Mas, em última análise, um ecossistema biotecnológico bem-sucedido depende também da sua abertura internacional e esta é uma lição que podemos aprender com os Países Baixos. A estratégia holandesa na área das Ciências da Vida é de abertura, procurando atrair empresas internacionais e integrar-se no ecossistema global da inovação biotecnológica. Por exemplo, em 2019, o país deu início a uma parceria internacional com outro brilhante exemplo de um ecossistema biotecnológico – Massachusetts, EUA, permitindo não só explorar os valiosos recursos, talentos, aprendizagens e investimentos presentes em Boston, mas também contribuir para o crescimento e sustentabilidade do espaço de inovação de Massachusetts. Estar orientado internacionalmente desta forma pode trazer novas oportunidades para, de forma semelhante, se envolver e atrair talento, investimento e liderança científica internacional de todo o mundo.
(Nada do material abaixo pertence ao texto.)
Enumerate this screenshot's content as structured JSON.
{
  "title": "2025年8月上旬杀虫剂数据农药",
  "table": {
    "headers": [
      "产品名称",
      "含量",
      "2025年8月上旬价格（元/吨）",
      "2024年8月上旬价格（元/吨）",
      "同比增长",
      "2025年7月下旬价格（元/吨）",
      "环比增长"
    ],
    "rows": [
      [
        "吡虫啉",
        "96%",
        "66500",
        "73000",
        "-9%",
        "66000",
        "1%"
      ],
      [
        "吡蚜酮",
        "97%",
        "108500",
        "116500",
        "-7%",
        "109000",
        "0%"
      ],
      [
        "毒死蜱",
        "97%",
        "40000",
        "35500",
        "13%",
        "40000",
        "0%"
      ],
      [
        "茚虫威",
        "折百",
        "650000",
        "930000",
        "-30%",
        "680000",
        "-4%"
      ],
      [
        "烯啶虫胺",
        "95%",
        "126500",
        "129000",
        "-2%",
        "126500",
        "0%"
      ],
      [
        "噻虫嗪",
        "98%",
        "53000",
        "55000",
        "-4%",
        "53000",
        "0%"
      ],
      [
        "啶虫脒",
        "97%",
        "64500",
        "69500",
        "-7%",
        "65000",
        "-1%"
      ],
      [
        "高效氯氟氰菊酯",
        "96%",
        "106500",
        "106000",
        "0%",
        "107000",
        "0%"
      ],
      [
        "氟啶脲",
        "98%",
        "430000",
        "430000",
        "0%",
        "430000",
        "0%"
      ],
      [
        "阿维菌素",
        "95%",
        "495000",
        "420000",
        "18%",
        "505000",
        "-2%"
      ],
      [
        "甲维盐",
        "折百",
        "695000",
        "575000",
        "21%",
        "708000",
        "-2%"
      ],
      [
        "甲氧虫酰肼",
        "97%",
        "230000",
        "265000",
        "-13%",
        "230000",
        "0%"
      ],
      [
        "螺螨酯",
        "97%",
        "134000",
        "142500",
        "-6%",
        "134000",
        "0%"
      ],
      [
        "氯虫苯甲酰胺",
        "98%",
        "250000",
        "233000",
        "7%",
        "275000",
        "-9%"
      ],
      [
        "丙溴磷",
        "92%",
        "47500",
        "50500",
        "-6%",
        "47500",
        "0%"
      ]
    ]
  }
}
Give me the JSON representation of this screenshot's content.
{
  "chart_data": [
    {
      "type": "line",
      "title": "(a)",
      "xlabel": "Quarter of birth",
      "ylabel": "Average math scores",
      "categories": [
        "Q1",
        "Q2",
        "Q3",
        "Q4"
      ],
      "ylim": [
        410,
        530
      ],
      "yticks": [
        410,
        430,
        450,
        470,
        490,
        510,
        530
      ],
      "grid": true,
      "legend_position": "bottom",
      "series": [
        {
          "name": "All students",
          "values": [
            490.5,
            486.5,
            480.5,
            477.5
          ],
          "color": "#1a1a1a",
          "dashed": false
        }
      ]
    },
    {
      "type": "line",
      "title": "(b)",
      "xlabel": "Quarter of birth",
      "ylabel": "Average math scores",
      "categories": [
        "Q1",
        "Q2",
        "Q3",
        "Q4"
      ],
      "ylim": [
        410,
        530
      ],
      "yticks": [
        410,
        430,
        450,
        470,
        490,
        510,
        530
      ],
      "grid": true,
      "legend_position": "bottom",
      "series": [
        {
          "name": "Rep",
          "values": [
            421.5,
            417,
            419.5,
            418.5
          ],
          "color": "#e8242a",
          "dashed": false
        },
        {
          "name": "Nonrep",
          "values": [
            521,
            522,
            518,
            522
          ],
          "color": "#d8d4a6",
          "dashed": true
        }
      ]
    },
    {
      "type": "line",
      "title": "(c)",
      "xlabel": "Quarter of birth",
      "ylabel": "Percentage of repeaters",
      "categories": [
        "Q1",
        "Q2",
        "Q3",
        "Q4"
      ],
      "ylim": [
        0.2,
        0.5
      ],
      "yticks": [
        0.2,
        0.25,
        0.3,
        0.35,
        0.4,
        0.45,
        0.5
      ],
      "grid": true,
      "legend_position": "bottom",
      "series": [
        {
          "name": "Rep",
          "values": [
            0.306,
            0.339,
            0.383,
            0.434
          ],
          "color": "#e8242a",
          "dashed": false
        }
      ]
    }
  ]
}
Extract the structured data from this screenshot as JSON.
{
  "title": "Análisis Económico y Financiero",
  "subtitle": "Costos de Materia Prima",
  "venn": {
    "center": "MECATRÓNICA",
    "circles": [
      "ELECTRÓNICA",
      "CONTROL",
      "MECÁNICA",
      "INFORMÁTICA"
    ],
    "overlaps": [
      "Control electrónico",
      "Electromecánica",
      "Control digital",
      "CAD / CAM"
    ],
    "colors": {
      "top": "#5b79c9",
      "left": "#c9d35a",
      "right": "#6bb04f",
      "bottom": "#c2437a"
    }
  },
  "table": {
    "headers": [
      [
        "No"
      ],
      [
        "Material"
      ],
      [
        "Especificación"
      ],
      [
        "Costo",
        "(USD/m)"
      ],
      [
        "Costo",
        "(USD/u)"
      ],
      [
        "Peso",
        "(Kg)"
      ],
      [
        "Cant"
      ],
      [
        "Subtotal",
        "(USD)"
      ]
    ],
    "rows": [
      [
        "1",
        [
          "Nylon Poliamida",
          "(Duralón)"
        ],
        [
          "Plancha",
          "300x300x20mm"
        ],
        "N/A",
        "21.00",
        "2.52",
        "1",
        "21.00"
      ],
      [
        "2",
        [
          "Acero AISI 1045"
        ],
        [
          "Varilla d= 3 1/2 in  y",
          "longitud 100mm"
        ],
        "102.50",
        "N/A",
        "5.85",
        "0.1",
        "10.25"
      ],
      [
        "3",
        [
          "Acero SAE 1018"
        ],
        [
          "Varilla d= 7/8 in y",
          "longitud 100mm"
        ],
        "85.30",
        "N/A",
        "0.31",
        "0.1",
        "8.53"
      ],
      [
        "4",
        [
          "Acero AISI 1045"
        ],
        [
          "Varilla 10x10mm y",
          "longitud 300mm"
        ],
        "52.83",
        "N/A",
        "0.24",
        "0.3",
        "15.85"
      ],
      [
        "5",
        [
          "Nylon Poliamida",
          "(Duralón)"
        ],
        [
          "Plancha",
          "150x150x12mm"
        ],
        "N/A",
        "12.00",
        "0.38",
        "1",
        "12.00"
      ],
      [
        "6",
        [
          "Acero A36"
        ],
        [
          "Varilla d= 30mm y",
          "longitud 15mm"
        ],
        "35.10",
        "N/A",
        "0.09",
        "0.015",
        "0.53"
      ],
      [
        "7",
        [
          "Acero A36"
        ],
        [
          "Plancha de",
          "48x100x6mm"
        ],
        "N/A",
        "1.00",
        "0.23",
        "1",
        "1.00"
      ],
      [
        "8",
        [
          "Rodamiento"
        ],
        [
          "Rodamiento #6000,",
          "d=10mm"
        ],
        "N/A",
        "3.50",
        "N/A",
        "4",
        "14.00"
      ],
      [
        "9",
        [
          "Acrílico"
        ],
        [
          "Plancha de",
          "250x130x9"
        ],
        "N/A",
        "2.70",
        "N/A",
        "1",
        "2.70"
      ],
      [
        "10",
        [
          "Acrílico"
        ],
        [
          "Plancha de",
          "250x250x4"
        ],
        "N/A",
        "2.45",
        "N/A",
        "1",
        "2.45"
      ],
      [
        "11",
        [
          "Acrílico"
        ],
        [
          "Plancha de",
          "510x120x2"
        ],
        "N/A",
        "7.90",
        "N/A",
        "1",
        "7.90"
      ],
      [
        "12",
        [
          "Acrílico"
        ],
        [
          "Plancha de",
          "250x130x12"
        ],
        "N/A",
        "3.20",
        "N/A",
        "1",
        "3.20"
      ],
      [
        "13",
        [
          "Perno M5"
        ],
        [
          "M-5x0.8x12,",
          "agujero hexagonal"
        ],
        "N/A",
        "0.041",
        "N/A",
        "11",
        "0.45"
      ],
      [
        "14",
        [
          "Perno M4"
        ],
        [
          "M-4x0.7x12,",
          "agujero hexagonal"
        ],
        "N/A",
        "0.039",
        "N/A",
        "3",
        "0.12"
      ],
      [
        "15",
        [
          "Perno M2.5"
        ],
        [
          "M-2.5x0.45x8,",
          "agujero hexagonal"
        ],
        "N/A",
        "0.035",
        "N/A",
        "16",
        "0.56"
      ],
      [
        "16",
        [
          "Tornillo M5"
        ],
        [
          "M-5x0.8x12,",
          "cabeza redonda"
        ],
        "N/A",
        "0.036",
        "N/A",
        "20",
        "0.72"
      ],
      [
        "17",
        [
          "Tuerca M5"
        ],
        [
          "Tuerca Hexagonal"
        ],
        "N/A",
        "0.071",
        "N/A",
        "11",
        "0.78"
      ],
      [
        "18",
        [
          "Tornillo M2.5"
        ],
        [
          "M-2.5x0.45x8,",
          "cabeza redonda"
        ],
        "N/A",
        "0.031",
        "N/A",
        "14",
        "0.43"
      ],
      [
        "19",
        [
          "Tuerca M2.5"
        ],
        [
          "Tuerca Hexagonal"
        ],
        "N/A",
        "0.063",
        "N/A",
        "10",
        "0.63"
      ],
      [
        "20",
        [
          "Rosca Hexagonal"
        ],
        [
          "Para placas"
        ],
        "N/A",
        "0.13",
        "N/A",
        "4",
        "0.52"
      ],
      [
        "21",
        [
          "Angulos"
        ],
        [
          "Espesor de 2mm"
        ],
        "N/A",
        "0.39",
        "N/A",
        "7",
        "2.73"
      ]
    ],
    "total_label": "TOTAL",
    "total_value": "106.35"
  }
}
Portugal pode, e deve, fazer o mesmo. Tal como os Países Baixos, o primeiro passo é reconhecer que a inovação nesta área é um investimento estratégico e não um custo. E os Países Baixos não são um exemplo único. Existem diversos ecossistemas biotecnológicos emergentes que seguem estratégias semelhantes, em locais como a Suíça, Inglaterra, Bélgica e, cada vez mais, Itália.
É claro que é mais fácil falar do que fazer. Assegurar que os novos medicamentos e tecnologias de saúde cheguem aos doentes que deles possam beneficiar assim que estejam disponíveis tornou-se cada vez mais complexo nos últimos anos, pelo que necessitamos de ser inovadores de uma forma que garanta o rápido acesso à inovação, enquanto se assegura a concretização dos benefícios mais alargados da inovação.
Há muitas ideias que estão a ser desenvolvidas para este fim. No Reino Unido, por exemplo, existem numerosas parcerias público-privadas para reduzir os custos de produção de tecnologia de ponta ou para potenciar biobancos e dados do NHS (equivalente ao SNS em Portugal) para atrair investimento privado, acelerar investigação e encontrar soluções inovadoras e sustentáveis para o acesso à inovação biomédica.
Mas propor e ser pioneiro em ideias disruptivas requer diálogo. Requer um entendimento mútuo entre líderes biotecnológicos, empresários, investidores, autoridades públicas, clínicos e doentes sobre as especificidades e os desafios do setor.
Precisamos de uma visão comum – um novo Pacto Social da Biotecnologia em Portugal – para reconhecer a necessidade de investimento na inovação a nível interno, e de diálogo e cooperação sustentável com os mercados externos.